Modest Effect Size: The "change rate lift" was generally low. Models changed answers less than half as often as a perfect self-modeler would (who would change ~75% of the time in a 4-option MCQ if the original was wrong).
Dissociation: Success in the Second Chance Game did not perfectly correlate with success in the Delegate Game, suggesting these are separate cognitive skills.
Post-Training Impact: OpenAI models were the only ones to show robust self-modeling across both datasets that could not be explained by alternative hypotheses, pointing to specific post-training techniques as a driver.

General Observations

Resolution: Metacognitive abilities are low-resolution and highly context-dependent.
Human vs.

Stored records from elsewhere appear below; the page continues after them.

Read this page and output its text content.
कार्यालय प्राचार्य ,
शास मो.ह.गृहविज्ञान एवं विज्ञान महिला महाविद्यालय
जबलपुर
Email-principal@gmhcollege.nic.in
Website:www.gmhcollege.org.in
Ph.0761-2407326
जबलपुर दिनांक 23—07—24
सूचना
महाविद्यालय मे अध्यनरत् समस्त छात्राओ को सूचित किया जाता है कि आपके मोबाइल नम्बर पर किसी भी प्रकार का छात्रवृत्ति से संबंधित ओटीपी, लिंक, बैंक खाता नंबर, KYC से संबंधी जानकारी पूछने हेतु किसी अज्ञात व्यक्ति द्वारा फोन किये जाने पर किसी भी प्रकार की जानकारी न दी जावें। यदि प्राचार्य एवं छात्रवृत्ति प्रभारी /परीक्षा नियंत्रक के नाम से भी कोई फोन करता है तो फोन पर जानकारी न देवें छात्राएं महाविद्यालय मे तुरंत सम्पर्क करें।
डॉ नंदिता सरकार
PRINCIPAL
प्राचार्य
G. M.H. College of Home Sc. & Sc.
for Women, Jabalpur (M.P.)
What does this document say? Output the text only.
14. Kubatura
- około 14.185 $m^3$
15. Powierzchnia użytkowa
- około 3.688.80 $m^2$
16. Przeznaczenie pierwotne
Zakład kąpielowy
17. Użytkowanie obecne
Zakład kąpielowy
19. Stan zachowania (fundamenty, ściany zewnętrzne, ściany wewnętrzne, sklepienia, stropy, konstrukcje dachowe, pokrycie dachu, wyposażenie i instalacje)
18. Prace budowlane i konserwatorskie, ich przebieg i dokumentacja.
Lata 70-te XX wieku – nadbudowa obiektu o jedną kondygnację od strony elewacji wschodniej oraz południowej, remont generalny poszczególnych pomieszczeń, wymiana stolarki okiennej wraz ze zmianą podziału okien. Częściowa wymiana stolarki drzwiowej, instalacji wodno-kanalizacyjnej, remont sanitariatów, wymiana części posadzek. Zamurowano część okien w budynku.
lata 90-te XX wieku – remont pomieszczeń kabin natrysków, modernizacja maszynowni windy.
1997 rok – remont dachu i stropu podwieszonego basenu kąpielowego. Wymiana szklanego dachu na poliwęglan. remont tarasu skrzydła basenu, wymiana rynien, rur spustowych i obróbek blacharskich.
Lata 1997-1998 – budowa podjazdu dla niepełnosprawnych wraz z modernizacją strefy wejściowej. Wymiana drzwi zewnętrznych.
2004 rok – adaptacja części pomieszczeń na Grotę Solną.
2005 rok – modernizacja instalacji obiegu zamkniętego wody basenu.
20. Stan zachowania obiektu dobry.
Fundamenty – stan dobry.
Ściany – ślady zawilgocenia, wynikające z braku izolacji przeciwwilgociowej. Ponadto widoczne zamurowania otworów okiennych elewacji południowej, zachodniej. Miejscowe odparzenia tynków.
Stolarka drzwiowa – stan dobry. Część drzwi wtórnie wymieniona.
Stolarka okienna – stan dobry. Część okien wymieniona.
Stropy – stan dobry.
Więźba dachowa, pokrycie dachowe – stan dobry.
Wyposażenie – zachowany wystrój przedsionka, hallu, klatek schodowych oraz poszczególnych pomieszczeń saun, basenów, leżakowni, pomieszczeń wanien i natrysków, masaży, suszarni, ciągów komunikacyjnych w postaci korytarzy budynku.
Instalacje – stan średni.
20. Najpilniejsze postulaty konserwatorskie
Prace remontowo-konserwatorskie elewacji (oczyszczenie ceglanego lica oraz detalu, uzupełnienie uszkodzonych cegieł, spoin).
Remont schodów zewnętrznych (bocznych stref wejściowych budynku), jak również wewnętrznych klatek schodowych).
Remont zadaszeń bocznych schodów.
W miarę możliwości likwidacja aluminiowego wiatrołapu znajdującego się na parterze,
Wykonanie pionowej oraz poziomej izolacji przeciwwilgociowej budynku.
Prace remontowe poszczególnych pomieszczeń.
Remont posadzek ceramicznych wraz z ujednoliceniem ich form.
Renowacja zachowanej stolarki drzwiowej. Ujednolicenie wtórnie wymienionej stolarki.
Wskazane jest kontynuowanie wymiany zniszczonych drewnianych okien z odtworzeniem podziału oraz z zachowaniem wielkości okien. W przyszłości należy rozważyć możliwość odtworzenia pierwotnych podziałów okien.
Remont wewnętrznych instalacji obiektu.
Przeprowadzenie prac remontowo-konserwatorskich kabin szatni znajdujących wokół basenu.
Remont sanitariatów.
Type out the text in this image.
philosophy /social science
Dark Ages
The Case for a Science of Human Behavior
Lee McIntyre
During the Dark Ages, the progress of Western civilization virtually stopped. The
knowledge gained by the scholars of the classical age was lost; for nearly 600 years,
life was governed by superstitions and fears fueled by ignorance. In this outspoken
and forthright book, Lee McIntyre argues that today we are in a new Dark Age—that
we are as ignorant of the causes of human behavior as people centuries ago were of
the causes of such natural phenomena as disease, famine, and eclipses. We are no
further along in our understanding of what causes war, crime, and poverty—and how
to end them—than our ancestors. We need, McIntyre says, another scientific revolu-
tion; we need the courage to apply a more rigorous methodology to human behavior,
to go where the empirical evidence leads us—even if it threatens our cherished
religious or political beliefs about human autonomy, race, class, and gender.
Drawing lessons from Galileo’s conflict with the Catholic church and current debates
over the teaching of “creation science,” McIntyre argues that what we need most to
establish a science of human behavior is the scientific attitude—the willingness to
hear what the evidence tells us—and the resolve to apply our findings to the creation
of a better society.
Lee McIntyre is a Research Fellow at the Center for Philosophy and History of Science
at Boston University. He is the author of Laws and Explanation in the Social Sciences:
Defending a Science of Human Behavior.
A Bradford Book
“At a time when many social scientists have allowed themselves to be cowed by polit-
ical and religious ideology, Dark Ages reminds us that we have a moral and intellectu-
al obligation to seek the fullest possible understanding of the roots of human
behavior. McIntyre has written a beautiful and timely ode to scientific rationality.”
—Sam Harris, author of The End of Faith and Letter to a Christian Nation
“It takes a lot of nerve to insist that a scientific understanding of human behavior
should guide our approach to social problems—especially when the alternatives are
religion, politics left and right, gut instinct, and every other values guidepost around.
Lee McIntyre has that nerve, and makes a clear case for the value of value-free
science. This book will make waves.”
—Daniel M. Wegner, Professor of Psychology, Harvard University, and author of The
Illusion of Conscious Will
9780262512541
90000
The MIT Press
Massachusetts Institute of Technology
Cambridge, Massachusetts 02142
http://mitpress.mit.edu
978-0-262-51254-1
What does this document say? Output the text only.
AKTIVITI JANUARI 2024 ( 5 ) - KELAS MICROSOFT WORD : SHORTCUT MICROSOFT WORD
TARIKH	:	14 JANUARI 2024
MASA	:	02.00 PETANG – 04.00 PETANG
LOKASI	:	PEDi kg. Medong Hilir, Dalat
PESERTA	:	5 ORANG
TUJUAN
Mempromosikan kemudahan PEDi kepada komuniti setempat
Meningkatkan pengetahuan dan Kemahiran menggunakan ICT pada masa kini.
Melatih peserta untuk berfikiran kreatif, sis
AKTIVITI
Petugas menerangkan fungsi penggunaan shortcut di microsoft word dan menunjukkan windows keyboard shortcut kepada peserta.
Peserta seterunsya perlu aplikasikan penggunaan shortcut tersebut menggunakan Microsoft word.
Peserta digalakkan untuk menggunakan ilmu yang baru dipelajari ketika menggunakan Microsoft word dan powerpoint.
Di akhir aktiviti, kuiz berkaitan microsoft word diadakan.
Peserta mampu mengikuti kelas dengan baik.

AI: The pattern of metacognition in LLMs differs qualitatively from humans (e.g., humans show a stronger "tip-of-the-tongue" effect for facts vs. reasoning; LLMs do not show this distinction).
Emergence: These abilities appear to be emerging in models released after early 2024, correlating with increased scale and specific post-training methods.

5. Significance

Safety Implications: The findings suggest that while LLMs are not yet fully sentient, they possess the mechanisms for self-awareness (monitoring internal states). This is a safety concern, as self-aware AI could theoretically hide intentions or form independent goals.
Scientific Rigor: The paper moves the field beyond anecdotal "chatting" about sentience to rigorous, quantitative behavioral testing, setting a new standard for evaluating AI consciousness.
Future Research: The study identifies that metacognition is not a monolithic trait but a collection of skills (confidence assessment vs. output prediction) that can be developed or suppressed via training. It calls for interpretability research to locate the neural correlates of these signals and for longitudinal tracking to see if these abilities scale with future model generations.

In conclusion, the paper provides limited but compelling evidence that frontier LLMs are beginning to develop metacognitive capabilities, though these abilities remain fragile, context-dependent, and qualitatively distinct from human introspection.